The German Parliament had adopted the three per cent threshold in June 2013 following a ruling by the Federal Constitutional Court in November 2011, which had stipulated to abandon the clause of five per cent existing in Germany at the time. The banning of the threshold means a success for Democracy International’s partner organisation, “Mehr Demokratie”, which had lodged a constitutional complaint against the three per cent clause with 1099 German citizens.
„Equal representation of every single, valid vote is the core principle of democracy. Therefore we are delighted to learn about today’s decision by Germany’s top constitutional court to ban the election threshold ahead of the next European elections. It means that citizens’ votes for smaller political parties will be fully respected instead of being swept under the carpet”, states Gerald Häfner, chairperson of Democracy International.

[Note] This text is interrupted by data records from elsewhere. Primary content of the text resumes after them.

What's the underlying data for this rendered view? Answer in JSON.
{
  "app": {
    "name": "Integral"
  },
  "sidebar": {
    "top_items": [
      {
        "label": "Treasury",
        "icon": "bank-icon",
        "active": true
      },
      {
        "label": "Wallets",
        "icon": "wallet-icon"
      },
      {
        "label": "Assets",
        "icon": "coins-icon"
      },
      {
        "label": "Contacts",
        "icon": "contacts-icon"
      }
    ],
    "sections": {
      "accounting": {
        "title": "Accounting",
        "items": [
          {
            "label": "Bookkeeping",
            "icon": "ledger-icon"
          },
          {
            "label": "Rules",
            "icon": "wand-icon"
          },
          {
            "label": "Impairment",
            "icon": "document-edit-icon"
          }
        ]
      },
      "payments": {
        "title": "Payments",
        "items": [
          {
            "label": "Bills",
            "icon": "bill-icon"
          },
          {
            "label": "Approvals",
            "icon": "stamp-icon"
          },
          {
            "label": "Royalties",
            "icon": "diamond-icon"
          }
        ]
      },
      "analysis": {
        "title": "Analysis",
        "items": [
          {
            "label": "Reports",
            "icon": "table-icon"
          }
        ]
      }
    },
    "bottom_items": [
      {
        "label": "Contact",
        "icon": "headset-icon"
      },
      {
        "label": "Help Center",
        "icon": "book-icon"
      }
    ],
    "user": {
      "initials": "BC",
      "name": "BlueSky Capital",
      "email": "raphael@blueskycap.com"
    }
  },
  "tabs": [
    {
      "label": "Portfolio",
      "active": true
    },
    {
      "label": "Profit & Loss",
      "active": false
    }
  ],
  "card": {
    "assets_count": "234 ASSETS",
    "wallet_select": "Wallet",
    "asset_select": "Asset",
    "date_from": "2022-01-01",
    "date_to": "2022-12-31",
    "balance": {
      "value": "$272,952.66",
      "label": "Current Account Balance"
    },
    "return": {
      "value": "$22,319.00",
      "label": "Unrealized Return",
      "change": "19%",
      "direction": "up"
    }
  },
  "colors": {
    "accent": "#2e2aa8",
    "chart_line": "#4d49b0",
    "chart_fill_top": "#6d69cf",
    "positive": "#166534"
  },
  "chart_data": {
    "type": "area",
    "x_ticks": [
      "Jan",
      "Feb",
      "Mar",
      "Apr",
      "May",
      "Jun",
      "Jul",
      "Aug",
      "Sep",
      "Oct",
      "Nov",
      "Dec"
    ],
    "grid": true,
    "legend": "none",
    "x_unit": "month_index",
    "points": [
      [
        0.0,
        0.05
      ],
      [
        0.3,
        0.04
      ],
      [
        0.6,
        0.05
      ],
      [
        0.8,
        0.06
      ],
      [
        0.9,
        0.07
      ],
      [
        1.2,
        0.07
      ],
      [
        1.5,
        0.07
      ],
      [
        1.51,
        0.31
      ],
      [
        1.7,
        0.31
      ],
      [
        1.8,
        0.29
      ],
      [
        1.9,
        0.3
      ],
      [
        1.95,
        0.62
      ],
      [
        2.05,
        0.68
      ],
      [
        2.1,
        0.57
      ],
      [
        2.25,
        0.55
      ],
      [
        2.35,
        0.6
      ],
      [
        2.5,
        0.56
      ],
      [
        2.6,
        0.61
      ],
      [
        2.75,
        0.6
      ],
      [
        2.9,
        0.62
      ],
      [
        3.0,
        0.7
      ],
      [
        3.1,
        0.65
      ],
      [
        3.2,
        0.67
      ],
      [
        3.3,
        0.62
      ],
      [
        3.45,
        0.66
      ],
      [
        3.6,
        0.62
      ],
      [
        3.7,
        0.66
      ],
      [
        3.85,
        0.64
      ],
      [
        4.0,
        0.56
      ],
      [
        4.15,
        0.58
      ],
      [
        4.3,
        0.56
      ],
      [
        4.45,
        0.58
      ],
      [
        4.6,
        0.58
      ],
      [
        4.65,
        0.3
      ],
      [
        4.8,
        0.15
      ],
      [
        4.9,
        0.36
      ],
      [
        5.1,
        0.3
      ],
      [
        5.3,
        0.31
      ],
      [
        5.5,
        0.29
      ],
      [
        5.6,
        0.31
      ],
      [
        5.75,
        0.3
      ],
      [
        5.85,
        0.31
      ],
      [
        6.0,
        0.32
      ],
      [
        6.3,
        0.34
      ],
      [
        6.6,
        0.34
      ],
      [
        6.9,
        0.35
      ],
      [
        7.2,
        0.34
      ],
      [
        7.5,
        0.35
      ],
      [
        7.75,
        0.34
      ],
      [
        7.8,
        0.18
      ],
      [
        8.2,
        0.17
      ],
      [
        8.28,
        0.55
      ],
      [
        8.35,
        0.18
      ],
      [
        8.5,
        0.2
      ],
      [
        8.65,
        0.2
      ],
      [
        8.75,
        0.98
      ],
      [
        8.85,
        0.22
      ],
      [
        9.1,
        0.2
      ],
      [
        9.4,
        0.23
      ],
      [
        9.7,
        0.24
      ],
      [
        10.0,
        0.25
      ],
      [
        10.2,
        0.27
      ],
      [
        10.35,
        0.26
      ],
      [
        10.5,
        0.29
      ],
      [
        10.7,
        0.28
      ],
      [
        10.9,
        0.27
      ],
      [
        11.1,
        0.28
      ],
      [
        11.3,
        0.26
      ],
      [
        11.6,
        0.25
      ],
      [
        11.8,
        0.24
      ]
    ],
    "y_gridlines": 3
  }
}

The election threshold is the minimum share of the vote that a political party requires in order to be represented in a parliament. Proponents of the threshold argue the European Parliament would lose its capacity to act if every political party was represented. However, more than 160 political parties are already in the European Parliament today. An increase of the amount of political parties in the European Parliament would not have a huge effect as they gather in “political groups” anyway.
“Democracy International works towards a fair, transparent and democratic European electoral law with trans-European lists and without any kind of threshold. We therefore welcome today's decision and congratulate our partner organisation Mehr Demokratie for their successful constitutional complaint”, so Gerald Häfner on behalf of Democracy International, which unites democracy activists from around the world.
NB: This press release was picked up by Bloomberg News, Reuters and other media in Germany, Turkey, US and the UK.